When I listen to music I love the repeat button. I especially love the “repeat 1” button. I love to hear the same song over and over again. It drives most people crazy. After a while, admittedly about 5 times, it even starts to drive me crazy. I want something new. I need something new. It is hard to deactivate the repeat button and stop the same song from playing again and again. Actually it isn’t hard, we just think it is hard but actually it just takes a click of action, and then some searching to find a new song to play.
For many of us we just hit the repeat button in our work. It seems safe, easy and effortless but too much repeat with the wrong things leads to rapid decline. You’ve seen a lot of examples of businesses that have gone out of business because they didn’t change, they just repeated. For many of us, we do the same things year after year. We run the same program again, the same event, use the same strategy or system. It becomes less engaging, less challenging, less rewarding, and the returns and results diminish. Before we know it what we are doing becomes obsolete because someone else stopped hitting the repeat button and what we offer is no longer needed.
In thinking about this Repeat button metaphor, let’s use the example of people that create products that deliver our music to us. They didn’t repeat how it is delivered. They produced an Ipod, or Grooveshark instead of the same CD player again. Lucky for us though, they still kept the Repeat button in the new devices and software because it is good to listen to the same song a few times in a row now and then.

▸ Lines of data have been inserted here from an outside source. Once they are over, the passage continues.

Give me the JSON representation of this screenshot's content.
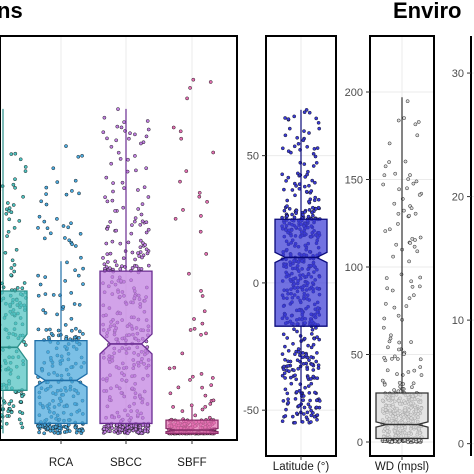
{
  "titles": {
    "left": "ns",
    "right": "Enviro"
  },
  "chart_data": [
    {
      "type": "box",
      "panel": "left",
      "categories": [
        "",
        "RCA",
        "SBCC",
        "SBFF"
      ],
      "boxes": [
        {
          "category": "",
          "color": "#2a8f8a",
          "fill": "#4fc2c0",
          "q1": 0.13,
          "median": 0.26,
          "q3": 0.43,
          "notch_half": 0.04,
          "whisker_low": 0.0,
          "whisker_high": 0.98,
          "n": 700,
          "spread_low": 0.0,
          "spread_high": 0.92
        },
        {
          "category": "RCA",
          "color": "#1f6fa8",
          "fill": "#4aa8dc",
          "q1": 0.03,
          "median": 0.16,
          "q3": 0.28,
          "notch_half": 0.02,
          "whisker_low": 0.0,
          "whisker_high": 0.52,
          "n": 650,
          "spread_low": 0.0,
          "spread_high": 0.88
        },
        {
          "category": "SBCC",
          "color": "#6a2c91",
          "fill": "#c07fe0",
          "q1": 0.03,
          "median": 0.27,
          "q3": 0.49,
          "notch_half": 0.03,
          "whisker_low": 0.0,
          "whisker_high": 0.98,
          "n": 1100,
          "spread_low": 0.0,
          "spread_high": 0.98
        },
        {
          "category": "SBFF",
          "color": "#8a2e6a",
          "fill": "#e46fb2",
          "q1": 0.0,
          "median": 0.01,
          "q3": 0.04,
          "notch_half": 0.005,
          "whisker_low": 0.0,
          "whisker_high": 0.08,
          "n": 600,
          "spread_low": 0.0,
          "spread_high": 1.07
        }
      ],
      "ylim": [
        -0.02,
        1.2
      ]
    },
    {
      "type": "box",
      "panel": "latitude",
      "xlabel": "Latitude (°)",
      "color": "#0a0a7a",
      "fill": "#3b3bd6",
      "q1": -17,
      "median": 10,
      "q3": 25,
      "notch_half": 2,
      "whisker_low": -55,
      "whisker_high": 68,
      "yticks": [
        -50,
        0,
        50
      ],
      "ylim": [
        -68,
        97
      ]
    },
    {
      "type": "box",
      "panel": "water-depth",
      "xlabel": "WD (mpsl)",
      "color": "#333333",
      "fill": "#d9d9d9",
      "q1": 2,
      "median": 10,
      "q3": 28,
      "notch_half": 1.5,
      "whisker_low": 0,
      "whisker_high": 197,
      "yticks": [
        0,
        50,
        100,
        150,
        200
      ],
      "ylim": [
        -8,
        232
      ]
    },
    {
      "type": "axis",
      "panel": "cut-off",
      "yticks": [
        0,
        10,
        20,
        30
      ],
      "ylim": [
        -1,
        33
      ]
    }
  ]
}
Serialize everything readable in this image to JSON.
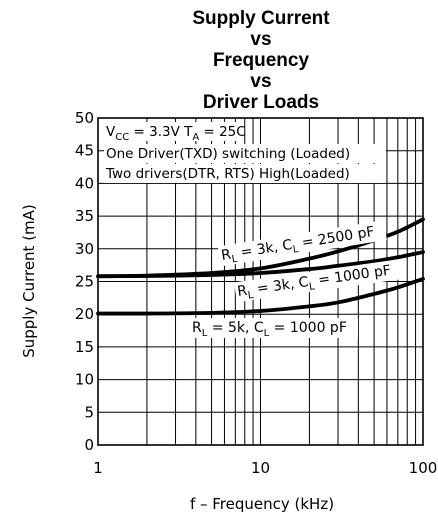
{
  "chart_data": {
    "type": "line",
    "title_lines": [
      "Supply Current",
      "vs",
      "Frequency",
      "vs",
      "Driver Loads"
    ],
    "xlabel": "f – Frequency (kHz)",
    "ylabel": "Supply Current (mA)",
    "x_scale": "log",
    "xlim": [
      1,
      100
    ],
    "ylim": [
      0,
      50
    ],
    "x_ticks": [
      1,
      10,
      100
    ],
    "x_tick_labels": [
      "1",
      "10",
      "100"
    ],
    "y_ticks": [
      0,
      5,
      10,
      15,
      20,
      25,
      30,
      35,
      40,
      45,
      50
    ],
    "y_tick_labels": [
      "0",
      "5",
      "10",
      "15",
      "20",
      "25",
      "30",
      "35",
      "40",
      "45",
      "50"
    ],
    "grid": true,
    "annotations": [
      {
        "main": "V",
        "sub": "CC",
        "rest": " = 3.3V T",
        "sub2": "A",
        "rest2": " = 25C"
      },
      {
        "main": "One Driver(TXD) switching (Loaded)"
      },
      {
        "main": "Two drivers(DTR, RTS) High(Loaded)"
      }
    ],
    "series": [
      {
        "label_parts": [
          "R",
          "L",
          " = 3k, C",
          "L",
          " = 2500 pF"
        ],
        "x": [
          1,
          2,
          5,
          10,
          20,
          30,
          50,
          70,
          100
        ],
        "y": [
          25.8,
          25.9,
          26.3,
          27.0,
          28.5,
          29.6,
          31.3,
          32.6,
          34.5
        ]
      },
      {
        "label_parts": [
          "R",
          "L",
          " = 3k, C",
          "L",
          " = 1000 pF"
        ],
        "x": [
          1,
          2,
          5,
          10,
          20,
          30,
          50,
          70,
          100
        ],
        "y": [
          25.8,
          25.85,
          26.0,
          26.3,
          26.9,
          27.4,
          28.1,
          28.7,
          29.5
        ]
      },
      {
        "label_parts": [
          "R",
          "L",
          " = 5k, C",
          "L",
          " = 1000 pF"
        ],
        "x": [
          1,
          2,
          5,
          10,
          20,
          30,
          50,
          70,
          100
        ],
        "y": [
          20.1,
          20.1,
          20.2,
          20.5,
          21.2,
          21.8,
          23.1,
          24.1,
          25.4
        ]
      }
    ]
  }
}
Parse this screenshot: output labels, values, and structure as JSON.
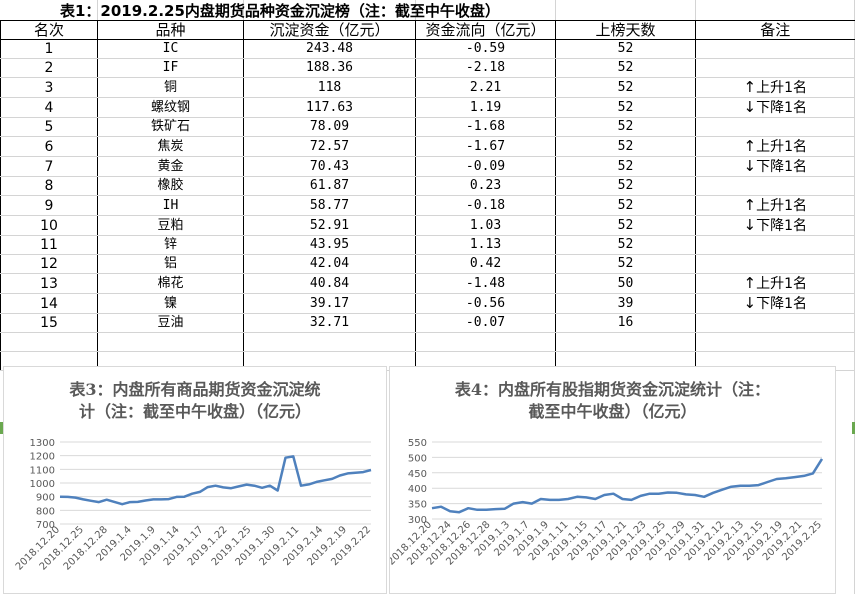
{
  "table": {
    "title": "表1：2019.2.25内盘期货品种资金沉淀榜（注：截至中午收盘）",
    "headers": [
      "名次",
      "品种",
      "沉淀资金（亿元）",
      "资金流向（亿元）",
      "上榜天数",
      "备注"
    ],
    "rows": [
      {
        "rank": "1",
        "name": "IC",
        "capital": "243.48",
        "flow": "-0.59",
        "days": "52",
        "note": ""
      },
      {
        "rank": "2",
        "name": "IF",
        "capital": "188.36",
        "flow": "-2.18",
        "days": "52",
        "note": ""
      },
      {
        "rank": "3",
        "name": "铜",
        "capital": "118",
        "flow": "2.21",
        "days": "52",
        "note": "上升1名",
        "dir": "up"
      },
      {
        "rank": "4",
        "name": "螺纹钢",
        "capital": "117.63",
        "flow": "1.19",
        "days": "52",
        "note": "下降1名",
        "dir": "down"
      },
      {
        "rank": "5",
        "name": "铁矿石",
        "capital": "78.09",
        "flow": "-1.68",
        "days": "52",
        "note": ""
      },
      {
        "rank": "6",
        "name": "焦炭",
        "capital": "72.57",
        "flow": "-1.67",
        "days": "52",
        "note": "上升1名",
        "dir": "up"
      },
      {
        "rank": "7",
        "name": "黄金",
        "capital": "70.43",
        "flow": "-0.09",
        "days": "52",
        "note": "下降1名",
        "dir": "down"
      },
      {
        "rank": "8",
        "name": "橡胶",
        "capital": "61.87",
        "flow": "0.23",
        "days": "52",
        "note": ""
      },
      {
        "rank": "9",
        "name": "IH",
        "capital": "58.77",
        "flow": "-0.18",
        "days": "52",
        "note": "上升1名",
        "dir": "up"
      },
      {
        "rank": "10",
        "name": "豆粕",
        "capital": "52.91",
        "flow": "1.03",
        "days": "52",
        "note": "下降1名",
        "dir": "down"
      },
      {
        "rank": "11",
        "name": "锌",
        "capital": "43.95",
        "flow": "1.13",
        "days": "52",
        "note": ""
      },
      {
        "rank": "12",
        "name": "铝",
        "capital": "42.04",
        "flow": "0.42",
        "days": "52",
        "note": ""
      },
      {
        "rank": "13",
        "name": "棉花",
        "capital": "40.84",
        "flow": "-1.48",
        "days": "50",
        "note": "上升1名",
        "dir": "up"
      },
      {
        "rank": "14",
        "name": "镍",
        "capital": "39.17",
        "flow": "-0.56",
        "days": "39",
        "note": "下降1名",
        "dir": "down"
      },
      {
        "rank": "15",
        "name": "豆油",
        "capital": "32.71",
        "flow": "-0.07",
        "days": "16",
        "note": ""
      }
    ],
    "arrows": {
      "up": "↑",
      "down": "↓"
    }
  },
  "chart_data": [
    {
      "type": "line",
      "title": "表3：内盘所有商品期货资金沉淀统计（注：截至中午收盘）（亿元）",
      "title_lines": [
        "表3：内盘所有商品期货资金沉淀统",
        "计（注：截至中午收盘）（亿元）"
      ],
      "ylim": [
        700,
        1300
      ],
      "yticks": [
        700,
        800,
        900,
        1000,
        1100,
        1200,
        1300
      ],
      "xticklabels": [
        "2018.12.20",
        "2018.12.25",
        "2018.12.28",
        "2019.1.4",
        "2019.1.9",
        "2019.1.14",
        "2019.1.17",
        "2019.1.22",
        "2019.1.25",
        "2019.1.30",
        "2019.2.11",
        "2019.2.14",
        "2019.2.19",
        "2019.2.22"
      ],
      "line_color": "#4f81bd",
      "values": [
        900,
        898,
        893,
        880,
        870,
        860,
        878,
        862,
        845,
        860,
        862,
        872,
        880,
        880,
        882,
        898,
        900,
        922,
        935,
        970,
        980,
        968,
        962,
        975,
        988,
        980,
        965,
        980,
        945,
        1185,
        1195,
        980,
        990,
        1008,
        1020,
        1030,
        1055,
        1070,
        1075,
        1080,
        1095
      ]
    },
    {
      "type": "line",
      "title": "表4：内盘所有股指期货资金沉淀统计（注：截至中午收盘）（亿元）",
      "title_lines": [
        "表4：内盘所有股指期货资金沉淀统计（注：",
        "截至中午收盘）（亿元）"
      ],
      "ylim": [
        300,
        550
      ],
      "yticks": [
        300,
        350,
        400,
        450,
        500,
        550
      ],
      "xticklabels": [
        "2018.12.20",
        "2018.12.24",
        "2018.12.26",
        "2018.12.28",
        "2019.1.3",
        "2019.1.7",
        "2019.1.9",
        "2019.1.11",
        "2019.1.15",
        "2019.1.17",
        "2019.1.21",
        "2019.1.23",
        "2019.1.25",
        "2019.1.29",
        "2019.1.31",
        "2019.2.12",
        "2019.2.13",
        "2019.2.15",
        "2019.2.19",
        "2019.2.21",
        "2019.2.25"
      ],
      "line_color": "#4f81bd",
      "values": [
        335,
        340,
        325,
        322,
        335,
        330,
        330,
        332,
        333,
        350,
        355,
        350,
        365,
        362,
        362,
        365,
        372,
        370,
        365,
        378,
        382,
        365,
        362,
        375,
        382,
        382,
        386,
        385,
        380,
        378,
        372,
        385,
        395,
        405,
        408,
        408,
        410,
        420,
        430,
        432,
        436,
        440,
        448,
        495
      ]
    }
  ]
}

The music deliverers repeated that Repeat button feature/benefit but did not repeat the way the music is delivered…that is now different and better. It saves money and is far more effective to have digital music files on your computer or IPod instead of a stack of cassettes. Some things are worth repeating (like the Repeat button with music players), others aren’t (like producing cassette players). This year check yourself before you wreck yourself. Are you hitting repeat again or doing something better and new that saves time and money? What are you hitting repeat on that you should reconsider?